The isolationism of these groups arises partly from the way the music is created. Broken Social Scene, for example, consists of a small army of musicians whose compositions are often born out of expansive, improvised jams. Producing computer-
based music like that of Junior Boys, on the other hand, requires a good deal of solitude; programming drum beats involves thousands of mouse clicks, and it isn’t really a group activity. Technological advances over the past two decades have also made it possible to compose and record pristine-sounding music and upload it to the Internet with little more than a laptop, which is why most synth-pop acts are either solo artists or symbiotic duos.
Rather than feed off the synergy of a local scene, most of these artists find inspiration abroad. What initially made Junior Boys so refreshing was that they sounded unlike anyone else in Canada; their music was outward looking, taking elements from specialized dance genres like German micro-house and British dubstep. Similar echoes can be heard on Swim, the most recent album by Caribou (a.k.a. Dan Snaith of Dundas, Ontario), a collection of spooky electro-hymns that was nominated for the 2010 Polaris Music Prize.
Informed by past masters like electro-funk legend Prince and soft rock smoothies Hall and Oates, Chromeo’s sound returns to the original synth-pop aesthetic: guttural bass lines, squelchy chords, and liberal use of the talk box, the voice-distorting device popularized by Peter Frampton and Roger Troutman.
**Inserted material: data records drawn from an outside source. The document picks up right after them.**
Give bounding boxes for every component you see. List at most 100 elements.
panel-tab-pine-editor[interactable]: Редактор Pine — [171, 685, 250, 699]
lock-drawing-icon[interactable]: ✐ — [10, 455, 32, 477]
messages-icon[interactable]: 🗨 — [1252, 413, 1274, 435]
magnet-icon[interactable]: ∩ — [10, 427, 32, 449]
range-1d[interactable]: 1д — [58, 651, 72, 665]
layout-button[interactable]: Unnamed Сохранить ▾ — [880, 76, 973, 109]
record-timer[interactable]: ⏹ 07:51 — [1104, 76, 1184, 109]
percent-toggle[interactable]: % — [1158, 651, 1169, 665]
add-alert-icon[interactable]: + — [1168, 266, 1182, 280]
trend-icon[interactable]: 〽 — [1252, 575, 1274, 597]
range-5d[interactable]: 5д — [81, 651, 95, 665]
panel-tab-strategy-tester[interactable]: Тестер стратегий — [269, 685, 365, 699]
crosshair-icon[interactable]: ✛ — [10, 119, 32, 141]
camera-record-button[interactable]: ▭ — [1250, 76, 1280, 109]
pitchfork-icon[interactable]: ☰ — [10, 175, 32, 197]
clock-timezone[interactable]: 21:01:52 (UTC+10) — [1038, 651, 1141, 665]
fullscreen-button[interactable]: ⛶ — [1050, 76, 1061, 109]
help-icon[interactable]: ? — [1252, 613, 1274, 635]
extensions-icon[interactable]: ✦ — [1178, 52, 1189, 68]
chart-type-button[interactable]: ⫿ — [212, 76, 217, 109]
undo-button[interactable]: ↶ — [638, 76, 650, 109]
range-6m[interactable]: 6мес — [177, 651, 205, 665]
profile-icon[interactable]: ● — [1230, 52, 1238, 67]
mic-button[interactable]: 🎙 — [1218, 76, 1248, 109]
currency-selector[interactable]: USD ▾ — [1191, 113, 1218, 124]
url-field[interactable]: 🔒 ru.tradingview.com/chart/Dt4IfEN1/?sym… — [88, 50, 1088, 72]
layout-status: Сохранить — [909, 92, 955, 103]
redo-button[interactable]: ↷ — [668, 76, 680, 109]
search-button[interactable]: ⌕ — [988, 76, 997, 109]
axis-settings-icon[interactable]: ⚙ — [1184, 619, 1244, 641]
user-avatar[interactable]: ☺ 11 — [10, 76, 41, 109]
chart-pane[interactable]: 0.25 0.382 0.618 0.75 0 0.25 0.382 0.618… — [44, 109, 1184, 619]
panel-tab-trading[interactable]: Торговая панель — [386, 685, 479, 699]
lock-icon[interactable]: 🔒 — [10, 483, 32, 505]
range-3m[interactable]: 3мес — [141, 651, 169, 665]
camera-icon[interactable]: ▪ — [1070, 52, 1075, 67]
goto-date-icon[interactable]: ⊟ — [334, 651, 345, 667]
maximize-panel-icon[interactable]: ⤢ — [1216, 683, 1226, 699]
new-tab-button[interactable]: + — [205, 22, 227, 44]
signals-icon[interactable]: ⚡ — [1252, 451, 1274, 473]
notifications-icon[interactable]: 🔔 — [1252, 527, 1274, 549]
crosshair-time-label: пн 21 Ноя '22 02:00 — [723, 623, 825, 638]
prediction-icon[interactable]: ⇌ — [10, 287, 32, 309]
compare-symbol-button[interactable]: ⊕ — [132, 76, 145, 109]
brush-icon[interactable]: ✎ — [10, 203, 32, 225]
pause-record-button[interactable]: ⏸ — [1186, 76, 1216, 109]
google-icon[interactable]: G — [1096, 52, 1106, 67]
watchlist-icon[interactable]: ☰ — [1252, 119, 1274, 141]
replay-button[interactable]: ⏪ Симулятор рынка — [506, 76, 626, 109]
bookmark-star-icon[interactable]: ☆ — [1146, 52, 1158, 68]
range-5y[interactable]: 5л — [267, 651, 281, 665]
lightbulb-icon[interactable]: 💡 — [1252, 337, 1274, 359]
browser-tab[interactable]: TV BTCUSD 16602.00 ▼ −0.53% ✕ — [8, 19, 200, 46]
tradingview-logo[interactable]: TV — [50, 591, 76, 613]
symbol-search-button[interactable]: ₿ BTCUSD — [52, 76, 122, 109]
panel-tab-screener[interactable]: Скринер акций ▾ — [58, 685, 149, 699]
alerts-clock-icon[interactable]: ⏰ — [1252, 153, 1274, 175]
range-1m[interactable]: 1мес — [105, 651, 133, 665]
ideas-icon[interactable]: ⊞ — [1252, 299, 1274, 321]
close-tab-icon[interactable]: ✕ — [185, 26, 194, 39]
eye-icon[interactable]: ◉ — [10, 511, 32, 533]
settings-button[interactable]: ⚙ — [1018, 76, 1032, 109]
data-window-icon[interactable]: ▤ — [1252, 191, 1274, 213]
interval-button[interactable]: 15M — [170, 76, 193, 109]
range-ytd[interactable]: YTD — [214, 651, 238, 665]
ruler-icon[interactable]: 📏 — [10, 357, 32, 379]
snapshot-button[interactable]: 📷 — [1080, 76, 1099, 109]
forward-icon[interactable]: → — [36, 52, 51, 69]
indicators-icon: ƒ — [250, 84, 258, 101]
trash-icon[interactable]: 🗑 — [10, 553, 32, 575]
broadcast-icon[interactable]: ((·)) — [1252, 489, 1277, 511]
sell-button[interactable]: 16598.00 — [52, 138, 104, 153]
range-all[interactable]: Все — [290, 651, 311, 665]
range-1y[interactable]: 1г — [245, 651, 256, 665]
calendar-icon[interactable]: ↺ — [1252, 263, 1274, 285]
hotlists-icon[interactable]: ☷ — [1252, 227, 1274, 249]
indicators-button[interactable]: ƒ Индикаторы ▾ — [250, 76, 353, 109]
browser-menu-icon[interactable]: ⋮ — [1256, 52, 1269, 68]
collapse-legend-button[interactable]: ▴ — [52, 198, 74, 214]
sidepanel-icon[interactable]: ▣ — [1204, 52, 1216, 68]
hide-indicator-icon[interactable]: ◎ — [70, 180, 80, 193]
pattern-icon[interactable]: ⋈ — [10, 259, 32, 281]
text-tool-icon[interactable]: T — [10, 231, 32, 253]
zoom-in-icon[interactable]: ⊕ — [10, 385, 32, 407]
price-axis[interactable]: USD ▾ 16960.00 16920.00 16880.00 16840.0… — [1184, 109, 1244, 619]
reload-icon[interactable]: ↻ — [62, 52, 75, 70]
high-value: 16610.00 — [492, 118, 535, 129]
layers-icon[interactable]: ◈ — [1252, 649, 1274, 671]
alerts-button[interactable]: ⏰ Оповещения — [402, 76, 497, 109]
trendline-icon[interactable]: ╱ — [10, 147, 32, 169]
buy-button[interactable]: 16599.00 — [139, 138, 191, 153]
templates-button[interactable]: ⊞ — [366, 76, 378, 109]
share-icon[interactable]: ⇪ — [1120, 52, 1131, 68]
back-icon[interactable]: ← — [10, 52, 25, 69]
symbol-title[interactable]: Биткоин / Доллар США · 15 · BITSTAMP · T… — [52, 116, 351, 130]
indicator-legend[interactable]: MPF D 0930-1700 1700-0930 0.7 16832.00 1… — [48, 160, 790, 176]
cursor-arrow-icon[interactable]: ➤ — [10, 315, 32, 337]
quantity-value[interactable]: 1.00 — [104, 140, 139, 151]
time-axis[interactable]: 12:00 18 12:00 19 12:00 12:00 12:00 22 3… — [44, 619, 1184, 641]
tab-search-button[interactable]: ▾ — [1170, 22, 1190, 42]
But what David “Dave 1” Macklovitch (vocals, guitar) and Patrick “P-Thugg” Gemayel (keyboards, talk box) bring to the party is a winking self-awareness, from their shameless sex drive (“If I tell you how to do my dance / Baby, then you’ll let me get in those pants”), to their musical in-jokes, like poking fun at synth-pop’s propensity for drum machine overkill.
For their part, Junior Boys continue to craft some of the most transcendent electronic music around. Released in June, It’s All True, their latest record, proves that Greenspan and Didemus remain committed to making headphone music of the highest order. The keyboard textures on songs like “ep” and “The Reservoir” are lush and unpredictable, the rhythms crisp and intricate, while “You’ll Improve Me” and “Second Chance” exemplify Junior Boys’ deft use of space; the gaps between notes and beats are sometimes so cavernous, you almost feel yourself slipping through the music. Above it all glides Greenspan’s inimitable voice, which registers somewhere in the middle of a whisper and a coo.
Emotionally, It’s All True dwells in the space between longing and regret, as Greenspan grapples with spurned love and misguided desires. “So patient, so kind / It’s never easy to tell,” he muses. “If you’re playing with my mind / You hide your itchy fingers well.” In “Second Chance,” he rebukes a shameless opportunist while still admitting his feelings for her: “When I move, when I run / When I try to shake it off, you’re still the one / Get lost inside a story of better men than me / Squinting in the mirror, because it’s better not to see.”
Like the very best synth-pop, the music of Junior Boys takes advantage of the latest sonic gadgetry without sacrificing spontaneity or emotional urgency. The sound is relentlessly, irresistibly modern—but the sentiments are as old as romance itself.
This appeared in the July/August 2011 issue.